Hiç bir devrimin gerçek bir kazananı olmamıştır. İnsanlık
tarihi boyunca yaşanan sözde başarılar bir süre yerini başka çatışmalara
bırakmıştır. Her başkaldırı bir diğer tarafa yöneliktir. Doğası gereği
birbirinin aksi fikirde iki taraf olmak zorundadır. Bu toplumsal ikilik, tüm
zihinlerin kolektif olarak topluma yansımasıdır. Her iki tarafta kendini fazlasıyla
haklı görür. Elbette güçlü olan taraf bunu zalimce kullandığında insanın yüreği
parçalanır ve tepkiler doğar. Öte yandan hangi tarafta olursanız olun bu
kutuplaşmayı destekler. Niyetimiz ne kadar iyi olursa olsun, kutuplaşma artar
ve bir gün kırılma gerçekleşir. Hindistan'da veya Rusya'da olduğu gibi, Bir süre devam eden zafer sarhoşluğundan sonra yeni kutuplaşmalar başlar... Bu kaçınılmaz
gözüküyor...
Winter On Fire filmi
bir belgesel. Ukrayna’da gerçekleşen direnişini tüm detayları ile anlatıyor.

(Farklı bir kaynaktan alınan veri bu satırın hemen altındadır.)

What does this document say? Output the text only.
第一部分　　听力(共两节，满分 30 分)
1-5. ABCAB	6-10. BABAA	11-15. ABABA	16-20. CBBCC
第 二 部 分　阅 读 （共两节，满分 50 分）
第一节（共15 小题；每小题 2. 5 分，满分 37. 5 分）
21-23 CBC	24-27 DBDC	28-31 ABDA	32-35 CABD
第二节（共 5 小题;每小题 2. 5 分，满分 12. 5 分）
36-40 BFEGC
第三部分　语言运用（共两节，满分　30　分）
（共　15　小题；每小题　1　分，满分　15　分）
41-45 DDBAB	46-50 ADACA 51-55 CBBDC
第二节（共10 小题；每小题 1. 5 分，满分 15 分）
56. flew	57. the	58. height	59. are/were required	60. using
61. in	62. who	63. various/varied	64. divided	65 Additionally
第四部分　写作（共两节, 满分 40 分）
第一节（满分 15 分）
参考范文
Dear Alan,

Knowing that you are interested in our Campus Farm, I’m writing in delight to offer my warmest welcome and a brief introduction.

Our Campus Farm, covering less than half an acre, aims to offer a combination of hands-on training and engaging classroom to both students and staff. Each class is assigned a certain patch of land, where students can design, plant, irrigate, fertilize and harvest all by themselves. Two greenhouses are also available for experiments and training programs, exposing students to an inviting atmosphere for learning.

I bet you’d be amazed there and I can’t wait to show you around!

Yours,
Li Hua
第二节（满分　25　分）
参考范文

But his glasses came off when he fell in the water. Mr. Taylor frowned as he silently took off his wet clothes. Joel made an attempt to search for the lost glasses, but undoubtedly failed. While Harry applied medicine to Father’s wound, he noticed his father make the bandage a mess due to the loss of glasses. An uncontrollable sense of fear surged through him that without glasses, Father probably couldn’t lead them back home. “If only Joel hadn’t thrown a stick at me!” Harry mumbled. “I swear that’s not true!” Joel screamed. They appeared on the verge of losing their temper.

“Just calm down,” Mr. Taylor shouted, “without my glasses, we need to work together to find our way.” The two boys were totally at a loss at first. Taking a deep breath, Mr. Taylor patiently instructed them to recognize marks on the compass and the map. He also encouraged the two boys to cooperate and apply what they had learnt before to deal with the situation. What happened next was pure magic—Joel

Sivil halk ile hükumet arasındaki fazlaca şiddet içeren bu olayları seyrederken
taraf olmamak mümkün değil gibi... Tüm o yaşanan acımasız ve haksız tavırlar
insanın yüreğini hareket geçirirken zafer alkışları ile zihnimizde oluşan
sevinci hissedebiliriz.
Oysa bu kalıcı bir çözüm müdür? Olsaydı yaklaşık 10,000
senedir ayrımlar, savaşlar, isyanlar ne getirdi? Ne götürdü? Ölümler, yaralılar
ve devam eden bir intikam... Yüzlerce yıl önce olan olayların nefretle
anılması. Sistemik çalışmaların öncüsü olan Bert
Hellinger’in kitabında çok ilginç bir örnek var... 28 Haziran 1389 yılında Kosova Meydan Savaşında Müslüman
Osmanlılar Sırp Prensi Lazar’ı
öldürür. Sırplar Lazar’ı aziz ilan eder. 28 Haziran 1914’de Avusturya veliahdı
Saraybosna’da Sırplar tarafında öldürülür. Osmanlılar ve Avusturya ittifak
halindedir... 28 Haziran 1989’da Milosevic başa gelir... Aziz Lazar’ın
kemikleri Kosova’da bir anıt mezara taşınır. Anıtta şöyle yazar: “Haziran 1389 – Haziran 1989, Müslümanlar’ın
Sırp’ları yönetmesine izin vermeyiz.” Bu kuşaklar ötesi bir hafızadır...
İnanılmaz ancak bir bahane ile ortaya çıkan ayrımlar
yüzyıllar boyunca süregelen nefreti ve şiddeti besliyor. İnsan zihnindeki
ayrımlar ve karşıtlıklar olmak durumunda, beyin bu şekilde öğreniyor ve
çalışıyor. Oysa ki asıl problem zihin ile kendini özdeşleştiren insanlarda...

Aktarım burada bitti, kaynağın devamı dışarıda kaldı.